BMC Evol Biol. 2013 Oct 4;13:221. doi: 10.1186/1471-2148-13-221.
Bayesian phylogenetic analysis generates a set of trees which are often condensed into a single tree representing the whole set. Many methods exist for selecting a representative topology for a set of unrooted trees, few exist for assigning branch lengths to a fixed topology, and even fewer for simultaneously setting the topology and branch lengths. However, there is very little research into locating a good representative for a set of rooted time trees like the ones obtained from a BEAST analysis.
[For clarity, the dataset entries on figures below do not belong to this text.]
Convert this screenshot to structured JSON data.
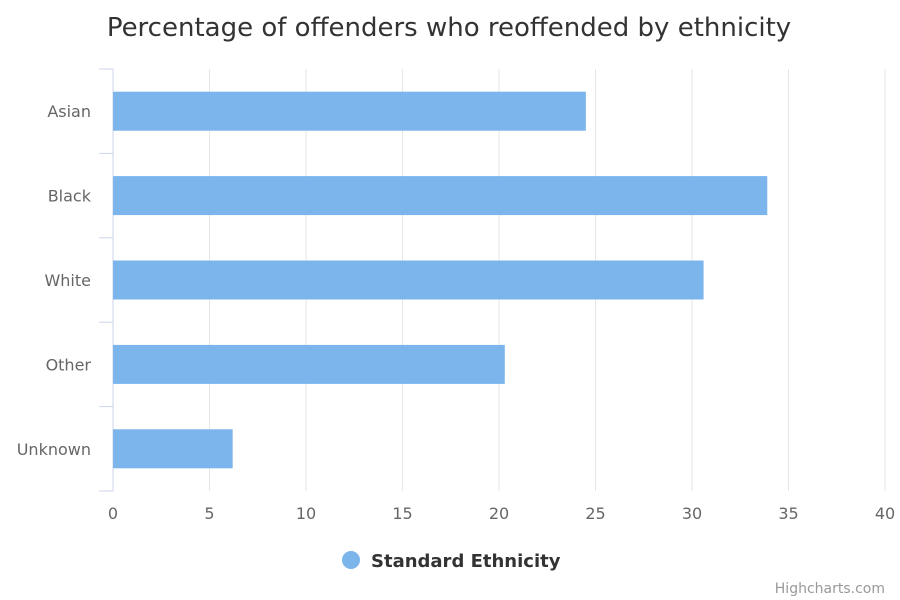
{
  "chart_data": {
    "type": "bar",
    "orientation": "horizontal",
    "title": "Percentage of offenders who reoffended by ethnicity",
    "categories": [
      "Asian",
      "Black",
      "White",
      "Other",
      "Unknown"
    ],
    "series": [
      {
        "name": "Standard Ethnicity",
        "color": "#7cb5ec",
        "values": [
          24.5,
          33.9,
          30.6,
          20.3,
          6.2
        ]
      }
    ],
    "xlim": [
      0,
      40
    ],
    "x_ticks": [
      "0",
      "5",
      "10",
      "15",
      "20",
      "25",
      "30",
      "35",
      "40"
    ],
    "grid": true,
    "legend": {
      "placement": "bottom-center",
      "label": "Standard Ethnicity"
    }
  },
  "credits": "Highcharts.com"
}
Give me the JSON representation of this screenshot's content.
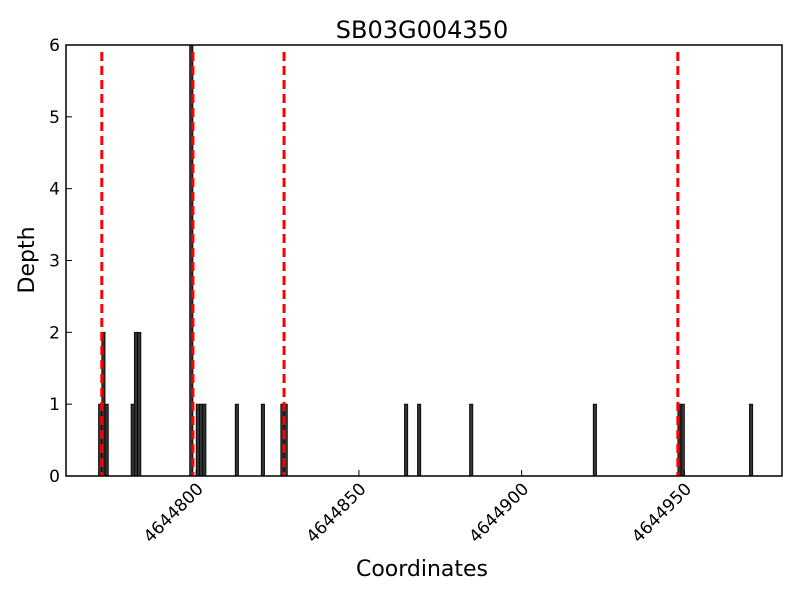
{
  "chart_data": {
    "type": "bar",
    "title": "SB03G004350",
    "xlabel": "Coordinates",
    "ylabel": "Depth",
    "xlim": [
      4644760,
      4644980
    ],
    "ylim": [
      0,
      6
    ],
    "grid": false,
    "legend": "none",
    "x_ticks": [
      4644800,
      4644850,
      4644900,
      4644950
    ],
    "x_tick_labels": [
      "4644800",
      "4644850",
      "4644900",
      "4644950"
    ],
    "y_ticks": [
      0,
      1,
      2,
      3,
      4,
      5,
      6
    ],
    "y_tick_labels": [
      "0",
      "1",
      "2",
      "3",
      "4",
      "5",
      "6"
    ],
    "bar_width": 1,
    "series": [
      {
        "x": [
          4644770,
          4644771,
          4644772,
          4644780,
          4644781,
          4644782,
          4644798,
          4644800,
          4644801,
          4644802,
          4644812,
          4644820,
          4644826,
          4644827,
          4644864,
          4644868,
          4644884,
          4644922,
          4644948,
          4644949,
          4644970
        ],
        "values": [
          1,
          2,
          1,
          1,
          2,
          2,
          6,
          1,
          1,
          1,
          1,
          1,
          1,
          1,
          1,
          1,
          1,
          1,
          1,
          1,
          1
        ]
      }
    ],
    "vlines": [
      4644771,
      4644799,
      4644827,
      4644948
    ],
    "colors": {
      "bar_fill": "#333333",
      "bar_edge": "#000000",
      "vline": "#ff0000",
      "axis": "#000000"
    }
  }
}
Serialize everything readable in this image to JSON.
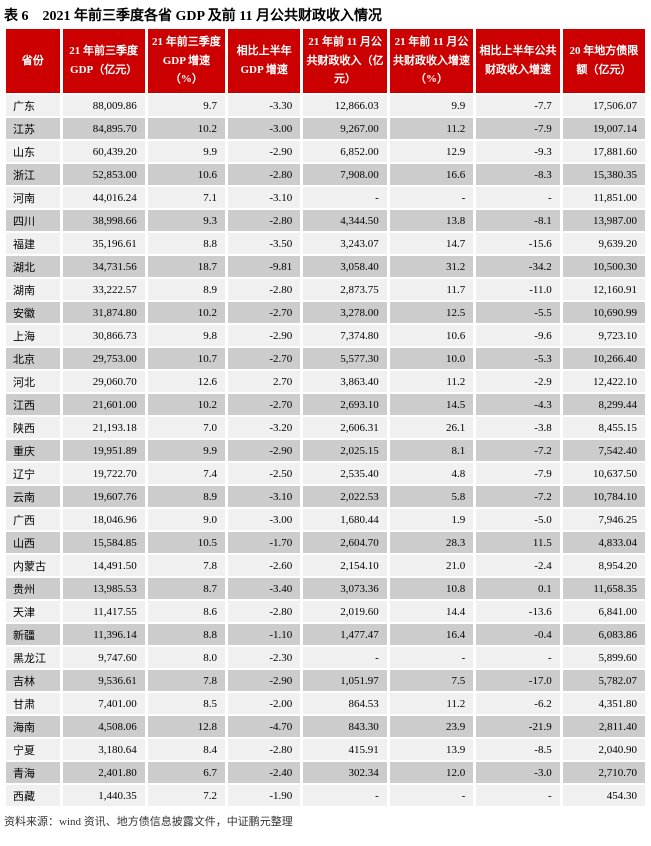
{
  "title": "表 6　2021 年前三季度各省 GDP 及前 11 月公共财政收入情况",
  "footer": "资料来源：wind 资讯、地方债信息披露文件，中证鹏元整理",
  "colors": {
    "header_bg": "#cc0000",
    "header_text": "#ffffff",
    "row_light": "#f0f0f0",
    "row_dark": "#cccccc"
  },
  "chart_data": {
    "type": "table",
    "title": "表 6　2021 年前三季度各省 GDP 及前 11 月公共财政收入情况",
    "headers": [
      "省份",
      "21 年前三季度 GDP（亿元）",
      "21 年前三季度 GDP 增速（%）",
      "相比上半年 GDP 增速",
      "21 年前 11 月公共财政收入（亿元）",
      "21 年前 11 月公共财政收入增速（%）",
      "相比上半年公共财政收入增速",
      "20 年地方债限额（亿元）"
    ],
    "rows": [
      [
        "广东",
        "88,009.86",
        "9.7",
        "-3.30",
        "12,866.03",
        "9.9",
        "-7.7",
        "17,506.07"
      ],
      [
        "江苏",
        "84,895.70",
        "10.2",
        "-3.00",
        "9,267.00",
        "11.2",
        "-7.9",
        "19,007.14"
      ],
      [
        "山东",
        "60,439.20",
        "9.9",
        "-2.90",
        "6,852.00",
        "12.9",
        "-9.3",
        "17,881.60"
      ],
      [
        "浙江",
        "52,853.00",
        "10.6",
        "-2.80",
        "7,908.00",
        "16.6",
        "-8.3",
        "15,380.35"
      ],
      [
        "河南",
        "44,016.24",
        "7.1",
        "-3.10",
        "-",
        "-",
        "-",
        "11,851.00"
      ],
      [
        "四川",
        "38,998.66",
        "9.3",
        "-2.80",
        "4,344.50",
        "13.8",
        "-8.1",
        "13,987.00"
      ],
      [
        "福建",
        "35,196.61",
        "8.8",
        "-3.50",
        "3,243.07",
        "14.7",
        "-15.6",
        "9,639.20"
      ],
      [
        "湖北",
        "34,731.56",
        "18.7",
        "-9.81",
        "3,058.40",
        "31.2",
        "-34.2",
        "10,500.30"
      ],
      [
        "湖南",
        "33,222.57",
        "8.9",
        "-2.80",
        "2,873.75",
        "11.7",
        "-11.0",
        "12,160.91"
      ],
      [
        "安徽",
        "31,874.80",
        "10.2",
        "-2.70",
        "3,278.00",
        "12.5",
        "-5.5",
        "10,690.99"
      ],
      [
        "上海",
        "30,866.73",
        "9.8",
        "-2.90",
        "7,374.80",
        "10.6",
        "-9.6",
        "9,723.10"
      ],
      [
        "北京",
        "29,753.00",
        "10.7",
        "-2.70",
        "5,577.30",
        "10.0",
        "-5.3",
        "10,266.40"
      ],
      [
        "河北",
        "29,060.70",
        "12.6",
        "2.70",
        "3,863.40",
        "11.2",
        "-2.9",
        "12,422.10"
      ],
      [
        "江西",
        "21,601.00",
        "10.2",
        "-2.70",
        "2,693.10",
        "14.5",
        "-4.3",
        "8,299.44"
      ],
      [
        "陕西",
        "21,193.18",
        "7.0",
        "-3.20",
        "2,606.31",
        "26.1",
        "-3.8",
        "8,455.15"
      ],
      [
        "重庆",
        "19,951.89",
        "9.9",
        "-2.90",
        "2,025.15",
        "8.1",
        "-7.2",
        "7,542.40"
      ],
      [
        "辽宁",
        "19,722.70",
        "7.4",
        "-2.50",
        "2,535.40",
        "4.8",
        "-7.9",
        "10,637.50"
      ],
      [
        "云南",
        "19,607.76",
        "8.9",
        "-3.10",
        "2,022.53",
        "5.8",
        "-7.2",
        "10,784.10"
      ],
      [
        "广西",
        "18,046.96",
        "9.0",
        "-3.00",
        "1,680.44",
        "1.9",
        "-5.0",
        "7,946.25"
      ],
      [
        "山西",
        "15,584.85",
        "10.5",
        "-1.70",
        "2,604.70",
        "28.3",
        "11.5",
        "4,833.04"
      ],
      [
        "内蒙古",
        "14,491.50",
        "7.8",
        "-2.60",
        "2,154.10",
        "21.0",
        "-2.4",
        "8,954.20"
      ],
      [
        "贵州",
        "13,985.53",
        "8.7",
        "-3.40",
        "3,073.36",
        "10.8",
        "0.1",
        "11,658.35"
      ],
      [
        "天津",
        "11,417.55",
        "8.6",
        "-2.80",
        "2,019.60",
        "14.4",
        "-13.6",
        "6,841.00"
      ],
      [
        "新疆",
        "11,396.14",
        "8.8",
        "-1.10",
        "1,477.47",
        "16.4",
        "-0.4",
        "6,083.86"
      ],
      [
        "黑龙江",
        "9,747.60",
        "8.0",
        "-2.30",
        "-",
        "-",
        "-",
        "5,899.60"
      ],
      [
        "吉林",
        "9,536.61",
        "7.8",
        "-2.90",
        "1,051.97",
        "7.5",
        "-17.0",
        "5,782.07"
      ],
      [
        "甘肃",
        "7,401.00",
        "8.5",
        "-2.00",
        "864.53",
        "11.2",
        "-6.2",
        "4,351.80"
      ],
      [
        "海南",
        "4,508.06",
        "12.8",
        "-4.70",
        "843.30",
        "23.9",
        "-21.9",
        "2,811.40"
      ],
      [
        "宁夏",
        "3,180.64",
        "8.4",
        "-2.80",
        "415.91",
        "13.9",
        "-8.5",
        "2,040.90"
      ],
      [
        "青海",
        "2,401.80",
        "6.7",
        "-2.40",
        "302.34",
        "12.0",
        "-3.0",
        "2,710.70"
      ],
      [
        "西藏",
        "1,440.35",
        "7.2",
        "-1.90",
        "-",
        "-",
        "-",
        "454.30"
      ]
    ]
  }
}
We empirically compare new and known methods for generating a summary tree. Some new methods are motivated by mathematical constructions such as tree metrics, while the rest employ tree concepts which work well in practice. These use more of the posterior than existing methods, which discard information not directly mapped to the chosen topology. Using results from a large number of simulations we assess the quality of a summary tree, measuring (a) how well it explains the sequence data under the model and (b) how close it is to the "truth", i.e to the tree used to generate the sequences.
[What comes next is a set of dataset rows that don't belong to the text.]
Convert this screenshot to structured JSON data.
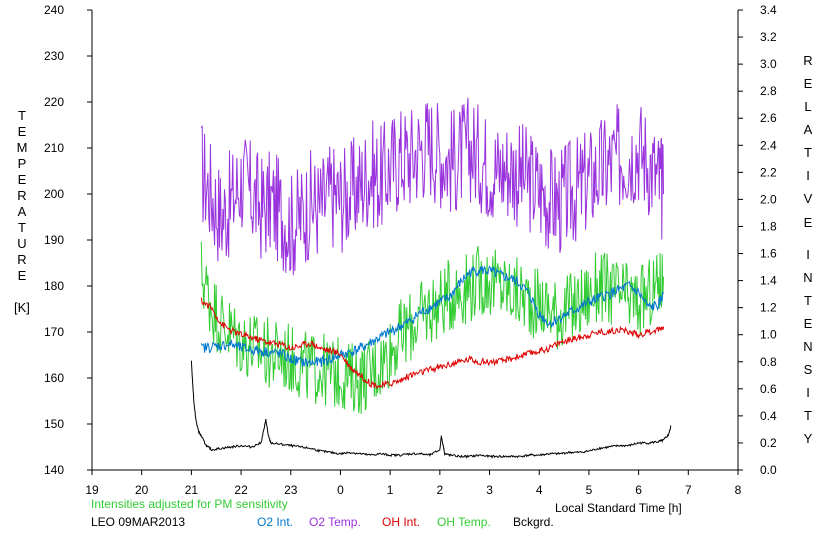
{
  "chart_data": {
    "type": "line",
    "xlabel": "Local Standard Time [h]",
    "ylabel_left_letters": [
      "T",
      "E",
      "M",
      "P",
      "E",
      "R",
      "A",
      "T",
      "U",
      "R",
      "E"
    ],
    "ylabel_left_unit": "[K]",
    "ylabel_right_letters": [
      "R",
      "E",
      "L",
      "A",
      "T",
      "I",
      "V",
      "E",
      "I",
      "N",
      "T",
      "E",
      "N",
      "S",
      "I",
      "T",
      "Y"
    ],
    "xlim": [
      19,
      32
    ],
    "ylim_left": [
      140,
      240
    ],
    "ylim_right": [
      0.0,
      3.4
    ],
    "x_ticks": [
      19,
      20,
      21,
      22,
      23,
      24,
      25,
      26,
      27,
      28,
      29,
      30,
      31,
      32
    ],
    "x_tick_labels": [
      "19",
      "20",
      "21",
      "22",
      "23",
      "0",
      "1",
      "2",
      "3",
      "4",
      "5",
      "6",
      "7",
      "8"
    ],
    "y_left_ticks": [
      140,
      150,
      160,
      170,
      180,
      190,
      200,
      210,
      220,
      230,
      240
    ],
    "y_left_tick_labels": [
      "140",
      "150",
      "160",
      "170",
      "180",
      "190",
      "200",
      "210",
      "220",
      "230",
      "240"
    ],
    "y_right_ticks": [
      0.0,
      0.2,
      0.4,
      0.6,
      0.8,
      1.0,
      1.2,
      1.4,
      1.6,
      1.8,
      2.0,
      2.2,
      2.4,
      2.6,
      2.8,
      3.0,
      3.2,
      3.4
    ],
    "y_right_tick_labels": [
      "0.0",
      "0.2",
      "0.4",
      "0.6",
      "0.8",
      "1.0",
      "1.2",
      "1.4",
      "1.6",
      "1.8",
      "2.0",
      "2.2",
      "2.4",
      "2.6",
      "2.8",
      "3.0",
      "3.2",
      "3.4"
    ],
    "note": "Intensities adjusted for PM sensitivity",
    "station": "LEO 09MAR2013",
    "series": [
      {
        "name": "O2 Temp.",
        "color": "#9933dd",
        "axis": "left",
        "x": [
          21.2,
          21.4,
          21.6,
          21.8,
          22.0,
          22.2,
          22.4,
          22.6,
          22.8,
          23.0,
          23.2,
          23.4,
          23.6,
          23.8,
          24.0,
          24.2,
          24.4,
          24.6,
          24.8,
          25.0,
          25.2,
          25.4,
          25.6,
          25.8,
          26.0,
          26.2,
          26.4,
          26.6,
          26.8,
          27.0,
          27.2,
          27.4,
          27.6,
          27.8,
          28.0,
          28.2,
          28.4,
          28.6,
          28.8,
          29.0,
          29.2,
          29.4,
          29.6,
          29.8,
          30.0,
          30.2,
          30.4,
          30.5
        ],
        "y": [
          205,
          200,
          195,
          198,
          203,
          200,
          197,
          198,
          196,
          193,
          195,
          198,
          197,
          200,
          199,
          200,
          202,
          205,
          203,
          206,
          208,
          208,
          210,
          211,
          209,
          207,
          208,
          210,
          208,
          206,
          205,
          206,
          204,
          203,
          201,
          199,
          198,
          200,
          201,
          203,
          205,
          206,
          208,
          209,
          210,
          207,
          203,
          200
        ],
        "amplitude": 12
      },
      {
        "name": "OH Temp.",
        "color": "#33cc33",
        "axis": "left",
        "x": [
          21.2,
          21.4,
          21.6,
          21.8,
          22.0,
          22.2,
          22.4,
          22.6,
          22.8,
          23.0,
          23.2,
          23.4,
          23.6,
          23.8,
          24.0,
          24.2,
          24.4,
          24.6,
          24.8,
          25.0,
          25.2,
          25.4,
          25.6,
          25.8,
          26.0,
          26.2,
          26.4,
          26.6,
          26.8,
          27.0,
          27.2,
          27.4,
          27.6,
          27.8,
          28.0,
          28.2,
          28.4,
          28.6,
          28.8,
          29.0,
          29.2,
          29.4,
          29.6,
          29.8,
          30.0,
          30.2,
          30.4,
          30.5
        ],
        "y": [
          183,
          176,
          172,
          170,
          168,
          167,
          166,
          165,
          165,
          164,
          163,
          162,
          162,
          161,
          161,
          160,
          160,
          161,
          163,
          166,
          169,
          171,
          173,
          175,
          176,
          178,
          179,
          180,
          181,
          181,
          180,
          179,
          178,
          177,
          176,
          175,
          174,
          175,
          176,
          178,
          180,
          179,
          178,
          177,
          176,
          178,
          180,
          182
        ],
        "amplitude": 8
      },
      {
        "name": "O2 Int.",
        "color": "#0077cc",
        "axis": "right",
        "x": [
          21.2,
          21.4,
          21.6,
          21.8,
          22.0,
          22.2,
          22.4,
          22.6,
          22.8,
          23.0,
          23.2,
          23.4,
          23.6,
          23.8,
          24.0,
          24.2,
          24.4,
          24.6,
          24.8,
          25.0,
          25.2,
          25.4,
          25.6,
          25.8,
          26.0,
          26.2,
          26.4,
          26.6,
          26.8,
          27.0,
          27.2,
          27.4,
          27.6,
          27.8,
          28.0,
          28.2,
          28.4,
          28.6,
          28.8,
          29.0,
          29.2,
          29.4,
          29.6,
          29.8,
          30.0,
          30.2,
          30.4,
          30.5
        ],
        "y": [
          0.9,
          0.91,
          0.92,
          0.93,
          0.9,
          0.89,
          0.88,
          0.87,
          0.86,
          0.82,
          0.8,
          0.79,
          0.8,
          0.82,
          0.85,
          0.87,
          0.9,
          0.94,
          0.98,
          1.02,
          1.06,
          1.1,
          1.16,
          1.2,
          1.24,
          1.28,
          1.38,
          1.46,
          1.48,
          1.47,
          1.44,
          1.42,
          1.38,
          1.3,
          1.15,
          1.08,
          1.12,
          1.16,
          1.2,
          1.24,
          1.27,
          1.3,
          1.33,
          1.36,
          1.31,
          1.2,
          1.22,
          1.3
        ],
        "amplitude": 0.04
      },
      {
        "name": "OH Int.",
        "color": "#dd0000",
        "axis": "right",
        "x": [
          21.2,
          21.4,
          21.6,
          21.8,
          22.0,
          22.2,
          22.4,
          22.6,
          22.8,
          23.0,
          23.2,
          23.4,
          23.6,
          23.8,
          24.0,
          24.2,
          24.4,
          24.6,
          24.8,
          25.0,
          25.2,
          25.4,
          25.6,
          25.8,
          26.0,
          26.2,
          26.4,
          26.6,
          26.8,
          27.0,
          27.2,
          27.4,
          27.6,
          27.8,
          28.0,
          28.2,
          28.4,
          28.6,
          28.8,
          29.0,
          29.2,
          29.4,
          29.6,
          29.8,
          30.0,
          30.2,
          30.4,
          30.5
        ],
        "y": [
          1.25,
          1.2,
          1.08,
          1.03,
          1.0,
          0.98,
          0.96,
          0.94,
          0.93,
          0.9,
          0.92,
          0.94,
          0.9,
          0.88,
          0.86,
          0.76,
          0.7,
          0.64,
          0.62,
          0.64,
          0.66,
          0.7,
          0.72,
          0.74,
          0.76,
          0.78,
          0.8,
          0.82,
          0.8,
          0.8,
          0.8,
          0.82,
          0.84,
          0.86,
          0.88,
          0.9,
          0.94,
          0.96,
          0.98,
          1.0,
          1.02,
          1.02,
          1.04,
          1.02,
          1.0,
          1.02,
          1.04,
          1.06
        ],
        "amplitude": 0.025
      },
      {
        "name": "Bckgrd.",
        "color": "#000000",
        "axis": "right",
        "x": [
          21.0,
          21.05,
          21.1,
          21.15,
          21.2,
          21.3,
          21.4,
          21.6,
          21.8,
          22.0,
          22.2,
          22.4,
          22.5,
          22.55,
          22.6,
          22.8,
          23.0,
          23.2,
          23.4,
          23.6,
          23.8,
          24.0,
          24.2,
          24.4,
          24.6,
          24.8,
          25.0,
          25.2,
          25.4,
          25.6,
          25.8,
          26.0,
          26.03,
          26.1,
          26.2,
          26.4,
          26.6,
          26.8,
          27.0,
          27.2,
          27.4,
          27.6,
          27.8,
          28.0,
          28.2,
          28.4,
          28.6,
          28.8,
          29.0,
          29.2,
          29.4,
          29.6,
          29.8,
          30.0,
          30.2,
          30.4,
          30.5,
          30.6,
          30.65
        ],
        "y": [
          0.8,
          0.5,
          0.35,
          0.28,
          0.25,
          0.18,
          0.15,
          0.16,
          0.17,
          0.18,
          0.17,
          0.2,
          0.37,
          0.25,
          0.2,
          0.19,
          0.18,
          0.17,
          0.16,
          0.14,
          0.13,
          0.12,
          0.13,
          0.12,
          0.11,
          0.12,
          0.11,
          0.11,
          0.12,
          0.12,
          0.11,
          0.15,
          0.25,
          0.12,
          0.11,
          0.1,
          0.1,
          0.11,
          0.1,
          0.1,
          0.1,
          0.1,
          0.11,
          0.11,
          0.12,
          0.12,
          0.13,
          0.13,
          0.14,
          0.16,
          0.17,
          0.18,
          0.18,
          0.2,
          0.2,
          0.21,
          0.22,
          0.26,
          0.32
        ],
        "amplitude": 0.008
      }
    ]
  }
}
Our simulations indicate that no single method is "best". Methods producing good divergence time estimates have poor branch lengths and lower model fit, and vice versa. Using the results presented here, a user can choose the appropriate method based on the purpose of the summary tree.
贝叶斯系统发生分析会生成一组树,这些树通常会被压缩为一棵代表整个集合的树。有许多方法可用于为一组无根树选择代表拓扑结构,而很少有方法可用于为固定拓扑结构分配分支长度,甚至更少的方法可用于同时设置拓扑结构和分支长度。但是,对于像从 BEAST 分析中获得的有根时间树这样的集合,几乎没有研究如何找到一个好的代表。
我们通过实证比较了生成汇总树的新方法和已知方法。一些新方法是基于树度量等数学结构而提出的,而其他方法则采用在实践中效果良好的树概念。这些方法比现有的方法使用更多的后验信息,后者会丢弃与所选拓扑结构没有直接映射的信息。使用大量模拟的结果,我们评估了汇总树的质量,衡量了(a)它在模型下解释序列数据的程度,以及(b)它与“真实”树的接近程度,即用于生成序列的树。
我们的模拟表明,没有一种方法是“最佳”的。产生良好分歧时间估计的方法具有较差的分支长度和较低的模型拟合度,反之亦然。使用此处呈现的结果,用户可以根据汇总树的目的选择适当的方法。